To address these issues, RMSE is used, which is simply the square root of MSE
![image.png](attachment:6d9887c3-27c6-445d-82c0-e012d8f951bf.png)
**4. Mean Absolute Error (MAE):** MAE measures the average magnitude of the errors in the model’s predictions, but unlike RMSE, it does not penalize large errors as heavily. It's easier to interpret since it’s in the same units as the dependent variable.

### Residual analysis
Residual analysis is a core part of linear regression diagnostics. It helps to check the assumptions of linear regression and identify any violations. The residuals should be randomly scattered around zero, with no discernible pattern. Here's where visual tools like residual plots and Q-Q plots come into play:

**Residual Plot:** A scatter plot of the residuals versus the predicted values (or independent variables) helps to check if there’s any relationship that the model hasn’t accounted for. Ideally, the plot should show a random spread with no clear pattern, which suggests that the model has captured the linear relationship well.

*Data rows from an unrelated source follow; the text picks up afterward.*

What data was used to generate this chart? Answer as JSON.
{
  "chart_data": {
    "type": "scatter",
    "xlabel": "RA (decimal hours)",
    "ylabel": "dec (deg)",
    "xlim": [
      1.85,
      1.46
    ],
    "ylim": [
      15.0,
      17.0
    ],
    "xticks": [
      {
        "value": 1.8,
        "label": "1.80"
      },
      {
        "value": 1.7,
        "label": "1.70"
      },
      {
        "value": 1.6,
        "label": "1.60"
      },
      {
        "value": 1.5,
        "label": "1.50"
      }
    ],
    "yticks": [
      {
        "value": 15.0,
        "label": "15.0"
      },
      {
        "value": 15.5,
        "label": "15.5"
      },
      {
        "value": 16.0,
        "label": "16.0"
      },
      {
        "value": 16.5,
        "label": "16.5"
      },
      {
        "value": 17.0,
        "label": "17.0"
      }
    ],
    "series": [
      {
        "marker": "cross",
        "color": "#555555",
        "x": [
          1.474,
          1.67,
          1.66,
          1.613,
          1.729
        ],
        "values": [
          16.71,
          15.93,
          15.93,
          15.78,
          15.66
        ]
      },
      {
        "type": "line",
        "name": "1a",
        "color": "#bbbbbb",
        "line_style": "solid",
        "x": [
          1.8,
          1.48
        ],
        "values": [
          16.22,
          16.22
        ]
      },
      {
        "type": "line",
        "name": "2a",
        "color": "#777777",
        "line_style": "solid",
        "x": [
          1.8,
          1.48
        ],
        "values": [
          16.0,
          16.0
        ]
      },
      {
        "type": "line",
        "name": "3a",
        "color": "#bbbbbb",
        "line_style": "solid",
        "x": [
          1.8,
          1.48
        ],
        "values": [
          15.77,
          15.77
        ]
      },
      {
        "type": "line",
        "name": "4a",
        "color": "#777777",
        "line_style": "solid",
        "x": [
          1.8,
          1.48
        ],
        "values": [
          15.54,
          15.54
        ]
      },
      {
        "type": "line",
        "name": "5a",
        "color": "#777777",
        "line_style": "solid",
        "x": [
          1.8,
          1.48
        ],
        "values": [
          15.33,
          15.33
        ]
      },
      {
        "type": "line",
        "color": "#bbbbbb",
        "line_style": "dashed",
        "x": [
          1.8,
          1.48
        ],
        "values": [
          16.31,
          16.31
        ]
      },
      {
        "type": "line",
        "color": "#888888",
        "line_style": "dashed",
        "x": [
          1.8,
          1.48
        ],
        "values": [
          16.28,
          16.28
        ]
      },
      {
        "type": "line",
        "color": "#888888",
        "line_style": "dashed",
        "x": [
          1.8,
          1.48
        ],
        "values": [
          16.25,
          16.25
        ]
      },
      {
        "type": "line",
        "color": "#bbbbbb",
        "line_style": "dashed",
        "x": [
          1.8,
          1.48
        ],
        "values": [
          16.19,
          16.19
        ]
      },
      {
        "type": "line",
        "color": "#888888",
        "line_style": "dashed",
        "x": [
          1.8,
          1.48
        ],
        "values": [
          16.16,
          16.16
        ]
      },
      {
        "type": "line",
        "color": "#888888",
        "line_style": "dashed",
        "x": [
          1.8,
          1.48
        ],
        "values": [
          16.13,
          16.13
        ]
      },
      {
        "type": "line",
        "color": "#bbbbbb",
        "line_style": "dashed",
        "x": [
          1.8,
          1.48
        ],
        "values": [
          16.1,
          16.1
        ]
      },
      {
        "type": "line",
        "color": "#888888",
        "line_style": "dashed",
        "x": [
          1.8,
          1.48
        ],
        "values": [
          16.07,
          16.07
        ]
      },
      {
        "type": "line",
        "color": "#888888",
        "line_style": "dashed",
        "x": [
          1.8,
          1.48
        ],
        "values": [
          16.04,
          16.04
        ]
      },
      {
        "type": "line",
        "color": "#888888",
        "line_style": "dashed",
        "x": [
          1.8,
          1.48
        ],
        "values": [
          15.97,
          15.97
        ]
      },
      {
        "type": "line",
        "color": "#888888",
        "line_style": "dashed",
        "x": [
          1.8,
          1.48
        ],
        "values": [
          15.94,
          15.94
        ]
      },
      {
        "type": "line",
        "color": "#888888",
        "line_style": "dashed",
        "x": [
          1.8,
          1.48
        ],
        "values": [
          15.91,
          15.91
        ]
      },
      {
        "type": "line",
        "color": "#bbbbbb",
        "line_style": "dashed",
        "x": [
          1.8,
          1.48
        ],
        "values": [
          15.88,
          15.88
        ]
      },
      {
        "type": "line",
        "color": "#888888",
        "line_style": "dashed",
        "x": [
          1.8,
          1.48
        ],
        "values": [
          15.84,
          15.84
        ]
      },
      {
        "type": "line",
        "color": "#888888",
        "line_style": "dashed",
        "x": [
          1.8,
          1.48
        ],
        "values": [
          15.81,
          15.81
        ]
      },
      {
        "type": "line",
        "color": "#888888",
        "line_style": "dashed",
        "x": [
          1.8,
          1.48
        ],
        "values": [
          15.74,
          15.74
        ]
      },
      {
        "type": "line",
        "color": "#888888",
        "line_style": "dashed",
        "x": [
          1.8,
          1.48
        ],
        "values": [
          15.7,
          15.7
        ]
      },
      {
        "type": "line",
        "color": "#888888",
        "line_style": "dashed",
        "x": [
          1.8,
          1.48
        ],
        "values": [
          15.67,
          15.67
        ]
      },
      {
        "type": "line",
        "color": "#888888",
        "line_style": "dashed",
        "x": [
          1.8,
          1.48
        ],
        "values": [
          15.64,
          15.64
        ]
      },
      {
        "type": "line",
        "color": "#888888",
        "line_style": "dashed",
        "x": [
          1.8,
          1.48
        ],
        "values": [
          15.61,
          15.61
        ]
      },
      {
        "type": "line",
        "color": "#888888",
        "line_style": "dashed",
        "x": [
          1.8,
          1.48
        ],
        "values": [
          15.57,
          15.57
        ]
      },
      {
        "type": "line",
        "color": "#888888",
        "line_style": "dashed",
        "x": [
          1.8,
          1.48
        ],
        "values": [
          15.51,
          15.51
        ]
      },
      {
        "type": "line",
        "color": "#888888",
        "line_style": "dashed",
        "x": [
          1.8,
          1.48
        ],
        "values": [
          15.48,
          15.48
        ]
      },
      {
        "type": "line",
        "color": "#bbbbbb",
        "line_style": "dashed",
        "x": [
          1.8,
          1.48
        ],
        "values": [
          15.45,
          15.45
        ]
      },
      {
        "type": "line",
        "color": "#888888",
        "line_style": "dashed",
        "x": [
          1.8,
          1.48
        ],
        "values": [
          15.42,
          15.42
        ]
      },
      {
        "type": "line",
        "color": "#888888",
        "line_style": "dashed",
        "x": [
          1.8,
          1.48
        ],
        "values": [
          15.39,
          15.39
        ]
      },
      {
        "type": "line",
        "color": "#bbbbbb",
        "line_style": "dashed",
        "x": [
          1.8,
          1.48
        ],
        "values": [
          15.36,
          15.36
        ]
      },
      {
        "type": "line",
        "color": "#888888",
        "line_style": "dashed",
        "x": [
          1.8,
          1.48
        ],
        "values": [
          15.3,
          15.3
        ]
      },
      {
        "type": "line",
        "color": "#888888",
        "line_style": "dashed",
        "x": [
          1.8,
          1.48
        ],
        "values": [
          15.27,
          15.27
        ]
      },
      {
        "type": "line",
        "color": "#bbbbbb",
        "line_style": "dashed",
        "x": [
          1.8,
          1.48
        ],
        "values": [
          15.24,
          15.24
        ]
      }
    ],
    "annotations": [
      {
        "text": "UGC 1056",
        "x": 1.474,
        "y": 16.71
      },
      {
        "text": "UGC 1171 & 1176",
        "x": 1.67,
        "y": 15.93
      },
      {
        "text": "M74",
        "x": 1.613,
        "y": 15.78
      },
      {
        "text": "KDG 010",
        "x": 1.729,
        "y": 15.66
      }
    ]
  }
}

**Q-Q Plot (Quantile-Quantile Plot):** A Q-Q plot helps to assess whether the residuals follow a normal distribution. For linear regression to be valid, the residuals should be approximately normally distributed. A straight line on the Q-Q plot indicates normality.

## Optimizing a Linear Regression Model - Various Approaches:

Learning/training a linear regression model essentially means estimating the values of the coefficients/parameters used in the representation with the data you have.

MAE(L1) and MSE(L2) are also called as cost function. The output is a single number representing the cost, or score, associated with our current set of weights. Our goal is to minimize MSE to improve the accuracy of our model.
1. **Gradient descent**: Essentially, gradient descent is a process of optimizing the values of the coefficients by iteratively minimizing the error of the model on your training data.
It works by starting with random values for each coefficient. The sum of the squared errors is calculated for each pair of input and output values. A learning rate is used as a scale factor, and the coefficients are updated in the direction of minimizing the error. The process is repeated until a minimum sum-squared error is achieved or no further improvement is possible.

    The term α (learning rate) is very important here since it determines the size of the improvement step to take on each iteration of the procedure.
    Now, there are commonly two variants of gradient descent:

   - The method that looks at every example in the entire training set on every step and is called __batch gradient descent__.
   - The method where you repeatedly run through the training set, and each time you encounter a training example, you update the parameters according to the gradient of the error with respect to that single training example only. This algorithm is called __stochastic gradient descent__ (also incremental gradient descent).

2. **Regularization:**
    1. **Lasso Regression:** adds a penalty term which is equivalent to the absolute value of the magnitude of the coefficients (also called L1 regularization).
    2. **Ridge Regression:** adds a penalty term which is equivalent to the square of the magnitude of coefficients (also called L2 regularization).